Lions quarterback Casey Printers celebrates a touchdown against the Tiger-Cats at Ivor Wynne Stadium on Sunday. (Sun Media/Alex Urosevic)

TERRY KOSHAN, SUN MEDIA

, Last Updated: 9:01 AM ET

HAMILTON -- There was a telling sequence during the East Division semifinal yesterday, and though it did not involve any players other than Casey Printers, it told all that was necessary.

Printers, maligned as a Hamilton Tiger-Cat and undoubtedly loved on the streets of Vancouver this morning, got into it verbally with a few fans after being forced out of bounds. Instead of ignoring the taunts, the 28-year-old quarterback turned and yelled at the leather-lungs, pointing at his chest.

Then, Printers proceeded to rip the hearts out of the Tiger-Cats and their diehard followers.

Printers, who could do nothing right for the Ticats in 23 games during the 2007 and 2008 seasons, led the B.C. Lions to an absorbingly entertaining 34-27 overtime victory at Ivor Wynne Stadium, passing for 360 yards and killing Hamilton's season with an eight-yard pass to Ian Smart in overtime.

The Lions will be in Montreal on Sunday afternoon to take on the Alouettes in the East final, with the winner going to the Grey Cup in Calgary.

That he was seen as a villain who ruined the Ticats' return to respectability in 2009 didn't bother Printers, who also ran for a 12-yard touchdown in the first half.

"I'm so cool with that," Printers, who was released by Hamilton last February and rejoined the Lions in September, said. "I'm so thankful for Hamilton. You guys don't understand the adversity I went through here.

"Because of the turmoil and all of the ups and downs, I'm able to be here and lead these guys and not get shaken up."

Ticats linebacker Otis Floyd saw the Printers who won the CFL's most outstanding player award with B.C. in 2004.
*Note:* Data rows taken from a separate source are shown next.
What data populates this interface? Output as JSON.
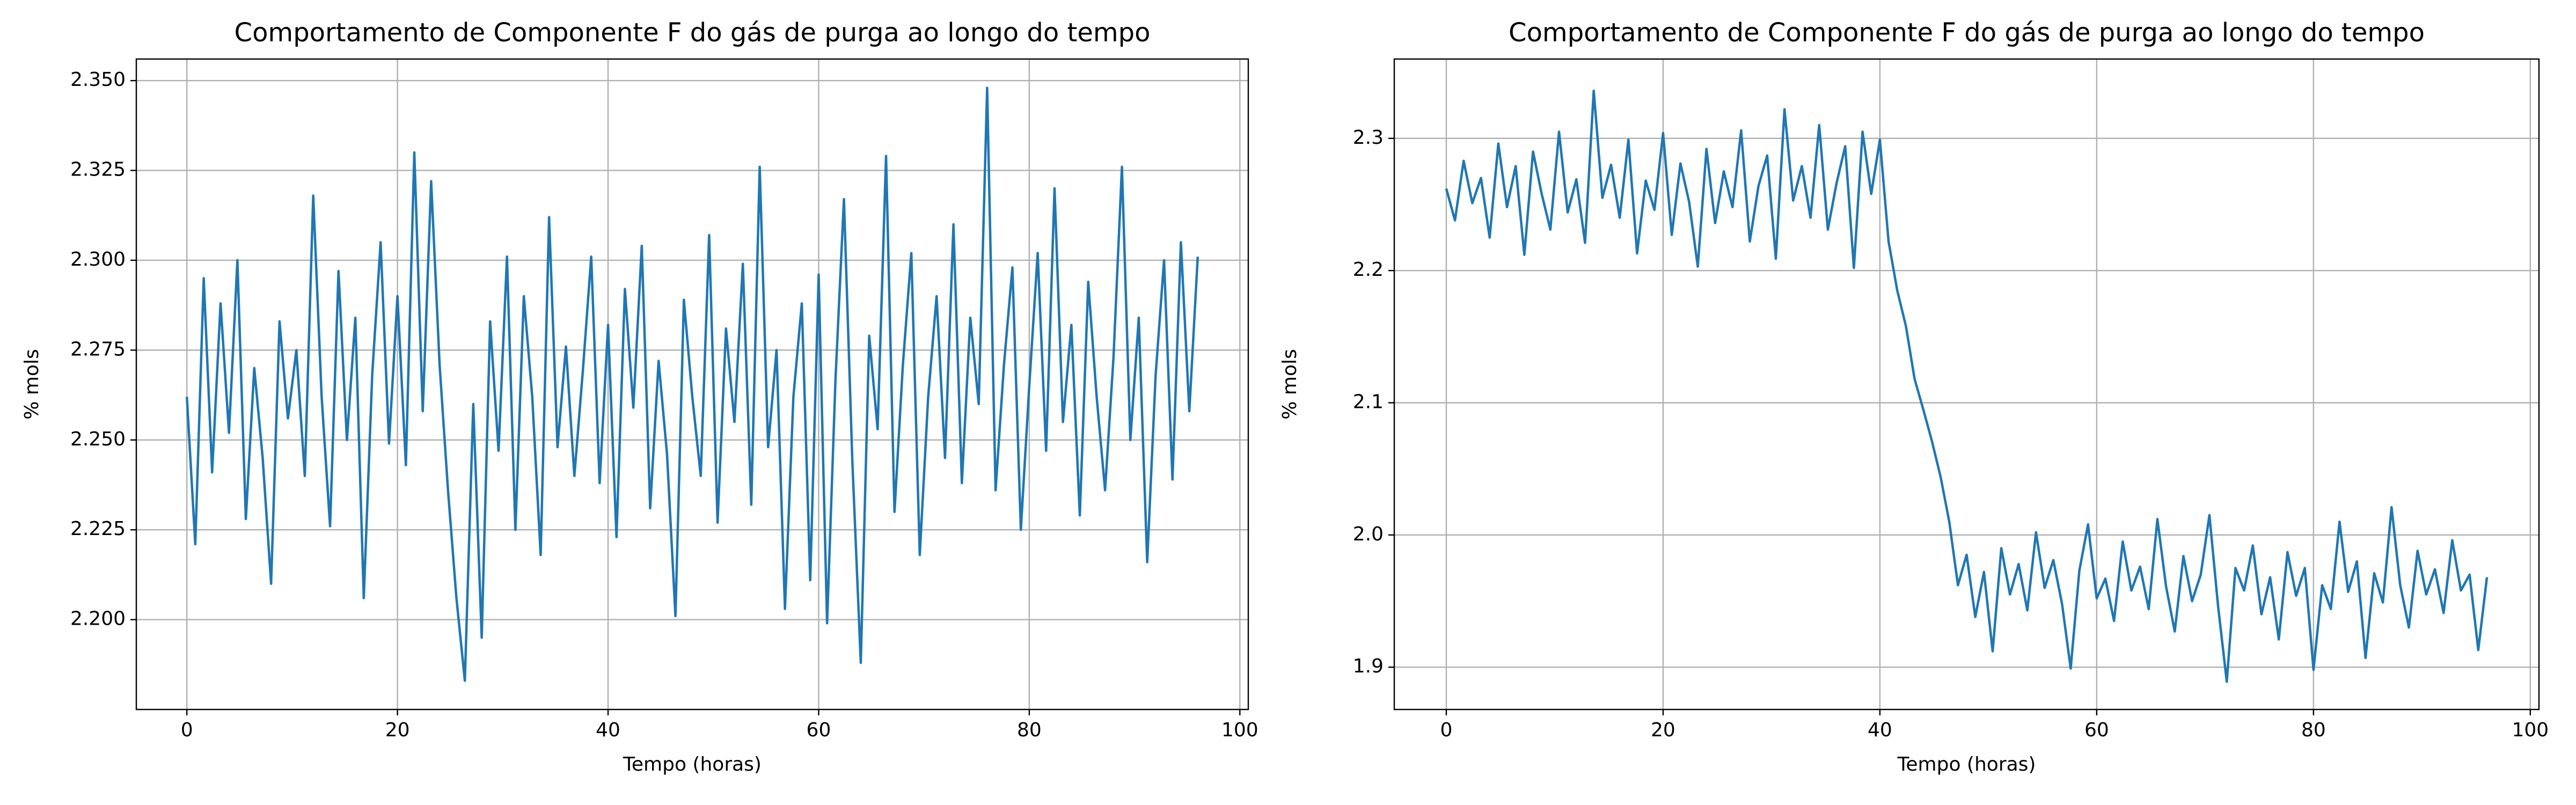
{
  "chart_data": [
    {
      "type": "line",
      "title": "Comportamento de Componente F do gás de purga ao longo do tempo",
      "xlabel": "Tempo (horas)",
      "ylabel": "% mols",
      "color": "#1f77b4",
      "grid": true,
      "xlim": [
        -4.8,
        100.8
      ],
      "xticks": [
        0,
        20,
        40,
        60,
        80,
        100
      ],
      "ylim": [
        2.175,
        2.356
      ],
      "yticks": [
        {
          "value": 2.2,
          "label": "2.200"
        },
        2.225,
        {
          "value": 2.25,
          "label": "2.250"
        },
        2.275,
        {
          "value": 2.3,
          "label": "2.300"
        },
        2.325,
        {
          "value": 2.35,
          "label": "2.350"
        }
      ],
      "x": [
        0,
        0.8,
        1.6,
        2.4,
        3.2,
        4,
        4.8,
        5.6,
        6.4,
        7.2,
        8,
        8.8,
        9.6,
        10.4,
        11.2,
        12,
        12.8,
        13.6,
        14.4,
        15.2,
        16,
        16.8,
        17.6,
        18.4,
        19.2,
        20,
        20.8,
        21.6,
        22.4,
        23.2,
        24,
        24.8,
        25.6,
        26.4,
        27.2,
        28,
        28.8,
        29.6,
        30.4,
        31.2,
        32,
        32.8,
        33.6,
        34.4,
        35.2,
        36,
        36.8,
        37.6,
        38.4,
        39.2,
        40,
        40.8,
        41.6,
        42.4,
        43.2,
        44,
        44.8,
        45.6,
        46.4,
        47.2,
        48,
        48.8,
        49.6,
        50.4,
        51.2,
        52,
        52.8,
        53.6,
        54.4,
        55.2,
        56,
        56.8,
        57.6,
        58.4,
        59.2,
        60,
        60.8,
        61.6,
        62.4,
        63.2,
        64,
        64.8,
        65.6,
        66.4,
        67.2,
        68,
        68.8,
        69.6,
        70.4,
        71.2,
        72,
        72.8,
        73.6,
        74.4,
        75.2,
        76,
        76.8,
        77.6,
        78.4,
        79.2,
        80,
        80.8,
        81.6,
        82.4,
        83.2,
        84,
        84.8,
        85.6,
        86.4,
        87.2,
        88,
        88.8,
        89.6,
        90.4,
        91.2,
        92,
        92.8,
        93.6,
        94.4,
        95.2,
        96
      ],
      "values": [
        2.262,
        2.221,
        2.295,
        2.241,
        2.288,
        2.252,
        2.3,
        2.228,
        2.27,
        2.245,
        2.21,
        2.283,
        2.256,
        2.275,
        2.24,
        2.318,
        2.262,
        2.226,
        2.297,
        2.25,
        2.284,
        2.206,
        2.268,
        2.305,
        2.249,
        2.29,
        2.243,
        2.33,
        2.258,
        2.322,
        2.271,
        2.236,
        2.206,
        2.183,
        2.26,
        2.195,
        2.283,
        2.247,
        2.301,
        2.225,
        2.29,
        2.262,
        2.218,
        2.312,
        2.248,
        2.276,
        2.24,
        2.269,
        2.301,
        2.238,
        2.282,
        2.223,
        2.292,
        2.259,
        2.304,
        2.231,
        2.272,
        2.246,
        2.201,
        2.289,
        2.262,
        2.24,
        2.307,
        2.227,
        2.281,
        2.255,
        2.299,
        2.232,
        2.326,
        2.248,
        2.275,
        2.203,
        2.262,
        2.288,
        2.211,
        2.296,
        2.199,
        2.267,
        2.317,
        2.244,
        2.188,
        2.279,
        2.253,
        2.329,
        2.23,
        2.271,
        2.302,
        2.218,
        2.262,
        2.29,
        2.245,
        2.31,
        2.238,
        2.284,
        2.26,
        2.348,
        2.236,
        2.271,
        2.298,
        2.225,
        2.265,
        2.302,
        2.247,
        2.32,
        2.255,
        2.282,
        2.229,
        2.294,
        2.262,
        2.236,
        2.273,
        2.326,
        2.25,
        2.284,
        2.216,
        2.268,
        2.3,
        2.239,
        2.305,
        2.258,
        2.301
      ]
    },
    {
      "type": "line",
      "title": "Comportamento de Componente F do gás de purga ao longo do tempo",
      "xlabel": "Tempo (horas)",
      "ylabel": "% mols",
      "color": "#1f77b4",
      "grid": true,
      "xlim": [
        -4.8,
        100.8
      ],
      "xticks": [
        0,
        20,
        40,
        60,
        80,
        100
      ],
      "ylim": [
        1.868,
        2.36
      ],
      "yticks": [
        1.9,
        {
          "value": 2,
          "label": "2.0"
        },
        2.1,
        2.2,
        2.3
      ],
      "x": [
        0,
        0.8,
        1.6,
        2.4,
        3.2,
        4,
        4.8,
        5.6,
        6.4,
        7.2,
        8,
        8.8,
        9.6,
        10.4,
        11.2,
        12,
        12.8,
        13.6,
        14.4,
        15.2,
        16,
        16.8,
        17.6,
        18.4,
        19.2,
        20,
        20.8,
        21.6,
        22.4,
        23.2,
        24,
        24.8,
        25.6,
        26.4,
        27.2,
        28,
        28.8,
        29.6,
        30.4,
        31.2,
        32,
        32.8,
        33.6,
        34.4,
        35.2,
        36,
        36.8,
        37.6,
        38.4,
        39.2,
        40,
        40.8,
        41.6,
        42.4,
        43.2,
        44,
        44.8,
        45.6,
        46.4,
        47.2,
        48,
        48.8,
        49.6,
        50.4,
        51.2,
        52,
        52.8,
        53.6,
        54.4,
        55.2,
        56,
        56.8,
        57.6,
        58.4,
        59.2,
        60,
        60.8,
        61.6,
        62.4,
        63.2,
        64,
        64.8,
        65.6,
        66.4,
        67.2,
        68,
        68.8,
        69.6,
        70.4,
        71.2,
        72,
        72.8,
        73.6,
        74.4,
        75.2,
        76,
        76.8,
        77.6,
        78.4,
        79.2,
        80,
        80.8,
        81.6,
        82.4,
        83.2,
        84,
        84.8,
        85.6,
        86.4,
        87.2,
        88,
        88.8,
        89.6,
        90.4,
        91.2,
        92,
        92.8,
        93.6,
        94.4,
        95.2,
        96
      ],
      "values": [
        2.262,
        2.238,
        2.283,
        2.251,
        2.27,
        2.225,
        2.296,
        2.248,
        2.279,
        2.212,
        2.29,
        2.258,
        2.231,
        2.305,
        2.244,
        2.269,
        2.221,
        2.336,
        2.255,
        2.28,
        2.24,
        2.299,
        2.213,
        2.268,
        2.246,
        2.304,
        2.227,
        2.281,
        2.252,
        2.203,
        2.292,
        2.236,
        2.275,
        2.248,
        2.306,
        2.222,
        2.264,
        2.287,
        2.209,
        2.322,
        2.253,
        2.279,
        2.24,
        2.31,
        2.231,
        2.266,
        2.294,
        2.202,
        2.305,
        2.258,
        2.299,
        2.222,
        2.185,
        2.158,
        2.118,
        2.095,
        2.071,
        2.044,
        2.01,
        1.962,
        1.985,
        1.938,
        1.972,
        1.912,
        1.99,
        1.955,
        1.978,
        1.943,
        2.002,
        1.96,
        1.981,
        1.948,
        1.899,
        1.973,
        2.008,
        1.952,
        1.967,
        1.935,
        1.995,
        1.958,
        1.976,
        1.944,
        2.012,
        1.961,
        1.927,
        1.984,
        1.95,
        1.97,
        2.015,
        1.946,
        1.889,
        1.975,
        1.958,
        1.992,
        1.94,
        1.968,
        1.921,
        1.987,
        1.954,
        1.975,
        1.898,
        1.962,
        1.944,
        2.01,
        1.957,
        1.98,
        1.907,
        1.971,
        1.949,
        2.021,
        1.962,
        1.93,
        1.988,
        1.955,
        1.974,
        1.941,
        1.996,
        1.958,
        1.97,
        1.913,
        1.968
      ]
    }
  ]
}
"He showed glimpses of the '04 Casey," Floyd said. "He is a guy who has got his confidence back. He was walking high, celebrating. If somebody said something to him, he was barking right back. Last year, you say something to him, he would have put his head down."

Printers had sloughed off any lingering effects of sprained thumb, and the Lions were primed to start booking hotel rooms in Montreal as the game got deeper into the fourth quarter. Paul McCallum of the Lions kicked a 33-yard field goal with 12 minutes left, giving the visitors a 26-16 lead, and added a single not long after.

But the Ticats weren't about to give their fans, who had not witnessed a playoff game at Ivor Wynne since 2001, an excuse to start filing to the exits before the final gun.

Just over two minutes remained in regulation when Nick Setta booted a 21-yard field goal to get the Ticats within eight points. A gut-clenching drive of 91 yards that ended with only 22 seconds left on the clock and home-town boy Dave Stala catching a nine-yard pass from Kevin Glenn for his second touchdown of the day meant only a two-point convert was required to tie the game. Hamilton got it when Glenn found a wide-open Marquay McDaniel from five yards.

But the pandemonium from the 27,430 in attendance -- a disappointing non-sellout number, considering Ivor Wynne holds 29,600 -- died fast in extra time. Martell Mallett rushed for 27 yards on the first play from scrimmage, setting up Smart for the touchdown When Hamilton got the ball, Glenn, who otherwise had an excellent day, was sacked and then threw an incomplete pass to Arland Bruce.

Glenn, who had 437 yards in the air, said the loss was as bitter as any he has had in the CFL. "It ranks pretty high, just because of the opportunity we had," Glenn said.

"When you play the kind of football at the end of the season, putting it all together with a home playoff game, we could not have had a better script. You don't get these opportunities all the time and we let it slip away. It's a hard pill to swallow."